Dougherty County School Board member Robert Youngblood, right, and Interim Superintendent Butch Mosley chat prior to Monday’s school board meeting. Youngblood wants the DCSS to look into seeing if there is interest in setting up a charter school for the children of Marines and base employees at Marine Corps Logistics Base-Albany.
ALBANY, Ga. -- Dougherty County School Board member Robert Youngblood proposed on Monday that the district enter into discussions with Marine Corps Logistics Base-Albany to explore the possibility of creating a K-thru-8 charter for the children of Marines and base employees.
Youngblood's motion to form an ad hoc committee to begin exploratory discussions passed the board on a 5-0 vote, with Darrel Ealum and James Bush abstaining.
"I know we are in the midst of possible school consolidation, closings and rezoning," Youngblood said. "But school systems are very important to military families, and I think a charter school with the Marine Base would be of benefit to the community, especially during the next round of BRAC (base realignment and closing committee) hearings."
Youngblood said his plan was based on the perception that the DCSS is not currently meeting the needs of the base's school age children.
"Timing is everything, especially right now," Bush said after the meeting.
Youngblood said the system is currently losing base students to Worth County, Lee County, Baconton Charter and homeschooling.
"This charter would be in collaboration with the base and the parents could pick the board of directors who would then hire the teachers they wanted," Youngblood said. "I'd like to see if there is interest in a K-thru-8 charter school and if the people on the base would support it. It would be predicated on FTE (full time equivalent) money and see if we can recoup some of that money we are losing to other counties.
"I'd like to see if the base is interested."

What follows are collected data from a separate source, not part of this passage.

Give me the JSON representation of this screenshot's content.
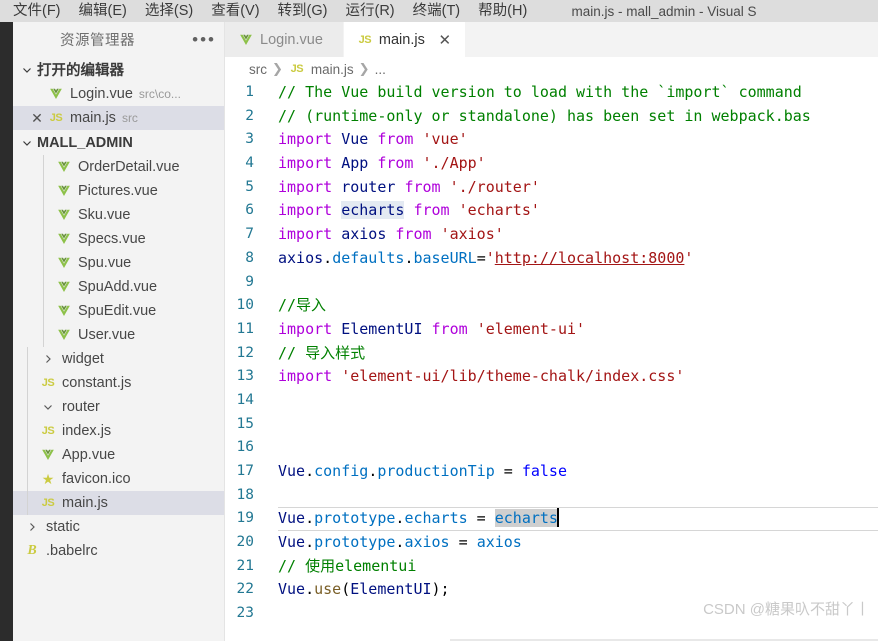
{
  "window": {
    "title": "main.js - mall_admin - Visual S",
    "menu": [
      {
        "label": "文件(F)",
        "name": "menu-file"
      },
      {
        "label": "编辑(E)",
        "name": "menu-edit"
      },
      {
        "label": "选择(S)",
        "name": "menu-selection"
      },
      {
        "label": "查看(V)",
        "name": "menu-view"
      },
      {
        "label": "转到(G)",
        "name": "menu-go"
      },
      {
        "label": "运行(R)",
        "name": "menu-run"
      },
      {
        "label": "终端(T)",
        "name": "menu-terminal"
      },
      {
        "label": "帮助(H)",
        "name": "menu-help"
      }
    ]
  },
  "sidebar": {
    "header": "资源管理器",
    "more_icon": "•••",
    "open_editors": {
      "title": "打开的编辑器",
      "items": [
        {
          "label": "Login.vue",
          "desc": "src\\co...",
          "icon": "vue",
          "close": false,
          "selected": false
        },
        {
          "label": "main.js",
          "desc": "src",
          "icon": "js",
          "close": true,
          "selected": true
        }
      ]
    },
    "project": {
      "title": "MALL_ADMIN",
      "items": [
        {
          "label": "OrderDetail.vue",
          "icon": "vue",
          "indent": 3,
          "kind": "file"
        },
        {
          "label": "Pictures.vue",
          "icon": "vue",
          "indent": 3,
          "kind": "file"
        },
        {
          "label": "Sku.vue",
          "icon": "vue",
          "indent": 3,
          "kind": "file"
        },
        {
          "label": "Specs.vue",
          "icon": "vue",
          "indent": 3,
          "kind": "file"
        },
        {
          "label": "Spu.vue",
          "icon": "vue",
          "indent": 3,
          "kind": "file"
        },
        {
          "label": "SpuAdd.vue",
          "icon": "vue",
          "indent": 3,
          "kind": "file"
        },
        {
          "label": "SpuEdit.vue",
          "icon": "vue",
          "indent": 3,
          "kind": "file"
        },
        {
          "label": "User.vue",
          "icon": "vue",
          "indent": 3,
          "kind": "file"
        },
        {
          "label": "widget",
          "icon": "chevron-right",
          "indent": 2,
          "kind": "folder-collapsed"
        },
        {
          "label": "constant.js",
          "icon": "js",
          "indent": 2,
          "kind": "file"
        },
        {
          "label": "router",
          "icon": "chevron-down",
          "indent": 2,
          "kind": "folder-expanded"
        },
        {
          "label": "index.js",
          "icon": "js",
          "indent": 2,
          "kind": "file"
        },
        {
          "label": "App.vue",
          "icon": "vue",
          "indent": 2,
          "kind": "file"
        },
        {
          "label": "favicon.ico",
          "icon": "star",
          "indent": 2,
          "kind": "file"
        },
        {
          "label": "main.js",
          "icon": "js",
          "indent": 2,
          "kind": "file",
          "selected": true
        },
        {
          "label": "static",
          "icon": "chevron-right",
          "indent": 1,
          "kind": "folder-collapsed"
        },
        {
          "label": ".babelrc",
          "icon": "babel",
          "indent": 1,
          "kind": "file"
        }
      ]
    }
  },
  "editor": {
    "tabs": [
      {
        "label": "Login.vue",
        "icon": "vue",
        "active": false,
        "closable": false
      },
      {
        "label": "main.js",
        "icon": "js",
        "active": true,
        "closable": true
      }
    ],
    "breadcrumb": [
      {
        "label": "src",
        "icon": null
      },
      {
        "label": "main.js",
        "icon": "js"
      },
      {
        "label": "...",
        "icon": null
      }
    ],
    "current_line": 19,
    "lines": [
      {
        "n": 1,
        "tokens": [
          {
            "t": "// The Vue build version to load with the `import` command",
            "c": "t-comment"
          }
        ]
      },
      {
        "n": 2,
        "tokens": [
          {
            "t": "// (runtime-only or standalone) has been set in webpack.bas",
            "c": "t-comment"
          }
        ]
      },
      {
        "n": 3,
        "tokens": [
          {
            "t": "import",
            "c": "t-keyword"
          },
          {
            "t": " ",
            "c": "t-plain"
          },
          {
            "t": "Vue",
            "c": "t-var"
          },
          {
            "t": " ",
            "c": "t-plain"
          },
          {
            "t": "from",
            "c": "t-keyword"
          },
          {
            "t": " ",
            "c": "t-plain"
          },
          {
            "t": "'vue'",
            "c": "t-string"
          }
        ]
      },
      {
        "n": 4,
        "tokens": [
          {
            "t": "import",
            "c": "t-keyword"
          },
          {
            "t": " ",
            "c": "t-plain"
          },
          {
            "t": "App",
            "c": "t-var"
          },
          {
            "t": " ",
            "c": "t-plain"
          },
          {
            "t": "from",
            "c": "t-keyword"
          },
          {
            "t": " ",
            "c": "t-plain"
          },
          {
            "t": "'./App'",
            "c": "t-string"
          }
        ]
      },
      {
        "n": 5,
        "tokens": [
          {
            "t": "import",
            "c": "t-keyword"
          },
          {
            "t": " ",
            "c": "t-plain"
          },
          {
            "t": "router",
            "c": "t-var"
          },
          {
            "t": " ",
            "c": "t-plain"
          },
          {
            "t": "from",
            "c": "t-keyword"
          },
          {
            "t": " ",
            "c": "t-plain"
          },
          {
            "t": "'./router'",
            "c": "t-string"
          }
        ]
      },
      {
        "n": 6,
        "tokens": [
          {
            "t": "import",
            "c": "t-keyword"
          },
          {
            "t": " ",
            "c": "t-plain"
          },
          {
            "t": "echarts",
            "c": "t-var",
            "hl": "match"
          },
          {
            "t": " ",
            "c": "t-plain"
          },
          {
            "t": "from",
            "c": "t-keyword"
          },
          {
            "t": " ",
            "c": "t-plain"
          },
          {
            "t": "'echarts'",
            "c": "t-string"
          }
        ]
      },
      {
        "n": 7,
        "tokens": [
          {
            "t": "import",
            "c": "t-keyword"
          },
          {
            "t": " ",
            "c": "t-plain"
          },
          {
            "t": "axios",
            "c": "t-var"
          },
          {
            "t": " ",
            "c": "t-plain"
          },
          {
            "t": "from",
            "c": "t-keyword"
          },
          {
            "t": " ",
            "c": "t-plain"
          },
          {
            "t": "'axios'",
            "c": "t-string"
          }
        ]
      },
      {
        "n": 8,
        "tokens": [
          {
            "t": "axios",
            "c": "t-var"
          },
          {
            "t": ".",
            "c": "t-punct"
          },
          {
            "t": "defaults",
            "c": "t-prop"
          },
          {
            "t": ".",
            "c": "t-punct"
          },
          {
            "t": "baseURL",
            "c": "t-prop"
          },
          {
            "t": "=",
            "c": "t-punct"
          },
          {
            "t": "'",
            "c": "t-string"
          },
          {
            "t": "http://localhost:8000",
            "c": "t-link"
          },
          {
            "t": "'",
            "c": "t-string"
          }
        ]
      },
      {
        "n": 9,
        "tokens": []
      },
      {
        "n": 10,
        "tokens": [
          {
            "t": "//导入",
            "c": "t-comment"
          }
        ]
      },
      {
        "n": 11,
        "tokens": [
          {
            "t": "import",
            "c": "t-keyword"
          },
          {
            "t": " ",
            "c": "t-plain"
          },
          {
            "t": "ElementUI",
            "c": "t-var"
          },
          {
            "t": " ",
            "c": "t-plain"
          },
          {
            "t": "from",
            "c": "t-keyword"
          },
          {
            "t": " ",
            "c": "t-plain"
          },
          {
            "t": "'element-ui'",
            "c": "t-string"
          }
        ]
      },
      {
        "n": 12,
        "tokens": [
          {
            "t": "// 导入样式",
            "c": "t-comment"
          }
        ]
      },
      {
        "n": 13,
        "tokens": [
          {
            "t": "import",
            "c": "t-keyword"
          },
          {
            "t": " ",
            "c": "t-plain"
          },
          {
            "t": "'element-ui/lib/theme-chalk/index.css'",
            "c": "t-string"
          }
        ]
      },
      {
        "n": 14,
        "tokens": []
      },
      {
        "n": 15,
        "tokens": []
      },
      {
        "n": 16,
        "tokens": []
      },
      {
        "n": 17,
        "tokens": [
          {
            "t": "Vue",
            "c": "t-var"
          },
          {
            "t": ".",
            "c": "t-punct"
          },
          {
            "t": "config",
            "c": "t-prop"
          },
          {
            "t": ".",
            "c": "t-punct"
          },
          {
            "t": "productionTip",
            "c": "t-prop"
          },
          {
            "t": " = ",
            "c": "t-punct"
          },
          {
            "t": "false",
            "c": "t-const"
          }
        ]
      },
      {
        "n": 18,
        "tokens": []
      },
      {
        "n": 19,
        "tokens": [
          {
            "t": "Vue",
            "c": "t-var"
          },
          {
            "t": ".",
            "c": "t-punct"
          },
          {
            "t": "prototype",
            "c": "t-prop"
          },
          {
            "t": ".",
            "c": "t-punct"
          },
          {
            "t": "echarts",
            "c": "t-prop"
          },
          {
            "t": " = ",
            "c": "t-punct"
          },
          {
            "t": "echarts",
            "c": "t-prop",
            "hl": "active"
          }
        ],
        "caret": true
      },
      {
        "n": 20,
        "tokens": [
          {
            "t": "Vue",
            "c": "t-var"
          },
          {
            "t": ".",
            "c": "t-punct"
          },
          {
            "t": "prototype",
            "c": "t-prop"
          },
          {
            "t": ".",
            "c": "t-punct"
          },
          {
            "t": "axios",
            "c": "t-prop"
          },
          {
            "t": " = ",
            "c": "t-punct"
          },
          {
            "t": "axios",
            "c": "t-prop"
          }
        ]
      },
      {
        "n": 21,
        "tokens": [
          {
            "t": "// 使用elementui",
            "c": "t-comment"
          }
        ]
      },
      {
        "n": 22,
        "tokens": [
          {
            "t": "Vue",
            "c": "t-var"
          },
          {
            "t": ".",
            "c": "t-punct"
          },
          {
            "t": "use",
            "c": "t-func"
          },
          {
            "t": "(",
            "c": "t-punct"
          },
          {
            "t": "ElementUI",
            "c": "t-var"
          },
          {
            "t": ");",
            "c": "t-punct"
          }
        ]
      },
      {
        "n": 23,
        "tokens": []
      }
    ]
  },
  "watermark": "CSDN @糖果叺不甜丫丨"
}
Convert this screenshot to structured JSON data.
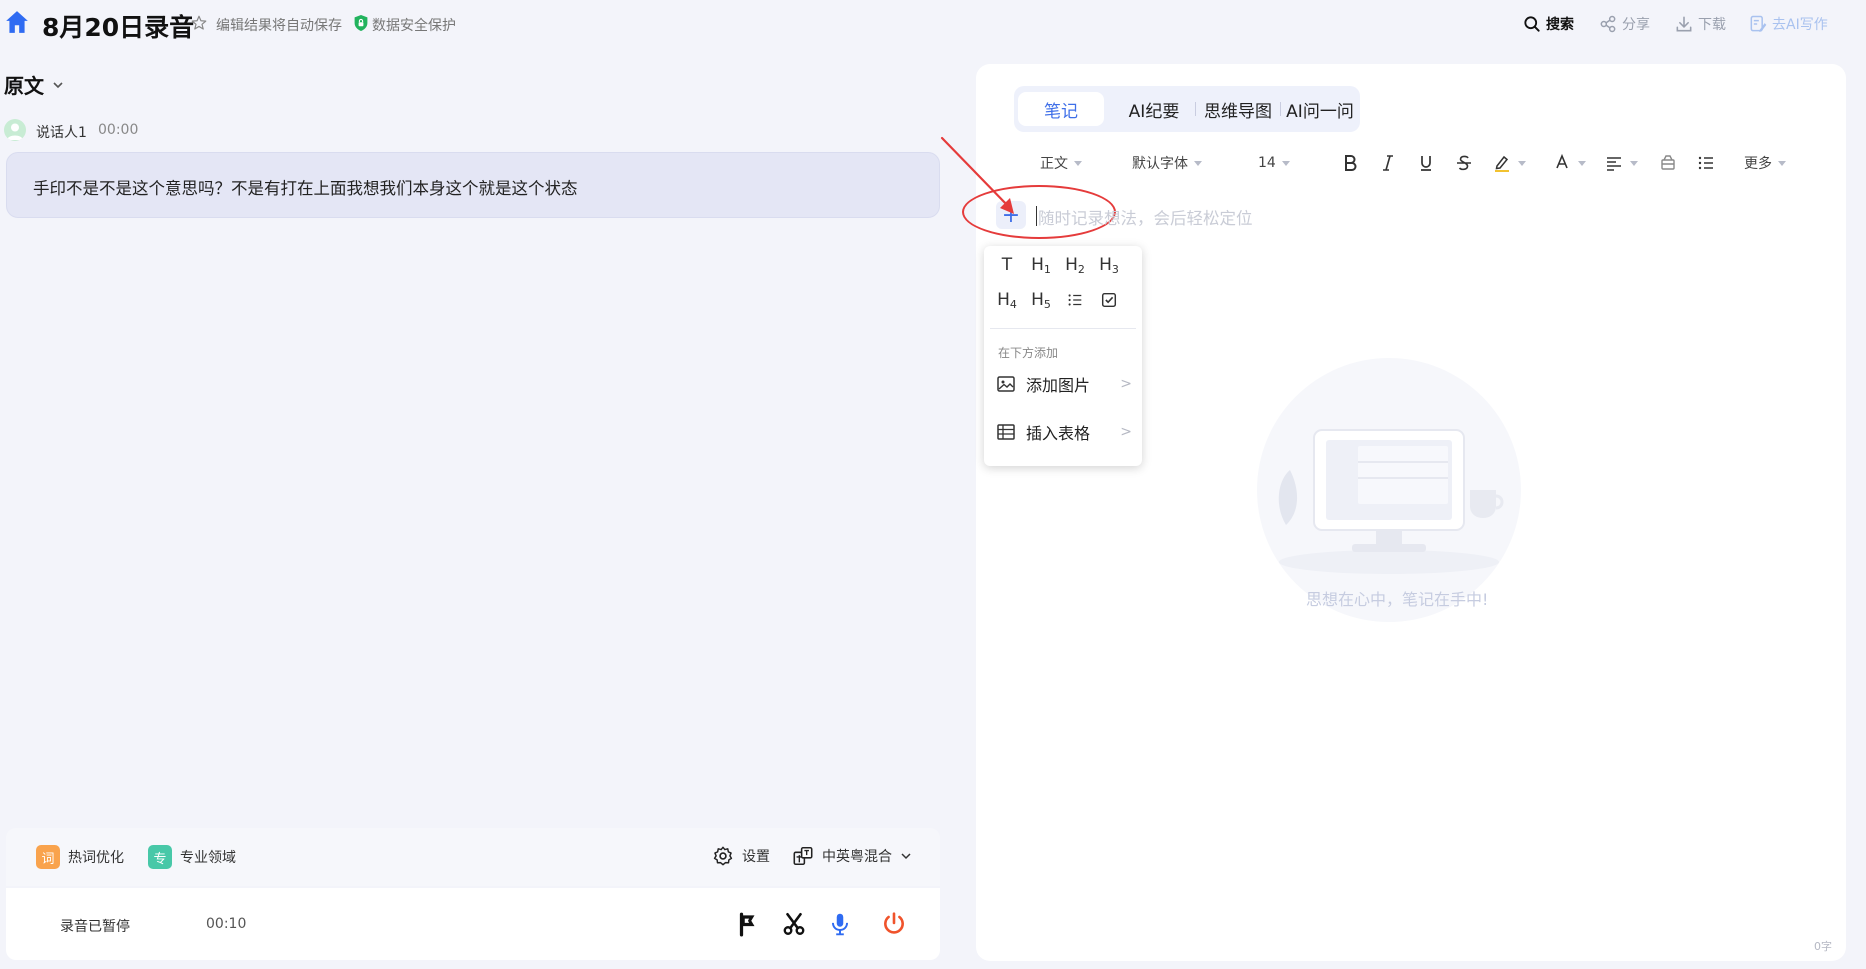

FTE money is paid by the state to a school district on a per student basis. According to DCSS Executive Director of Finance and Operations Ken Dyer, the state is currently paying the district an average of more than $3,800 per year per pupil.
Interim Superintendent Butch Mosely was generally in favor of Youngblood's proposal but added, "first we have to have a product that they'd want to come back to."
The next meeting of the school board is set for Feb. 27 at 11:30 a.m. at West Town Elementary School.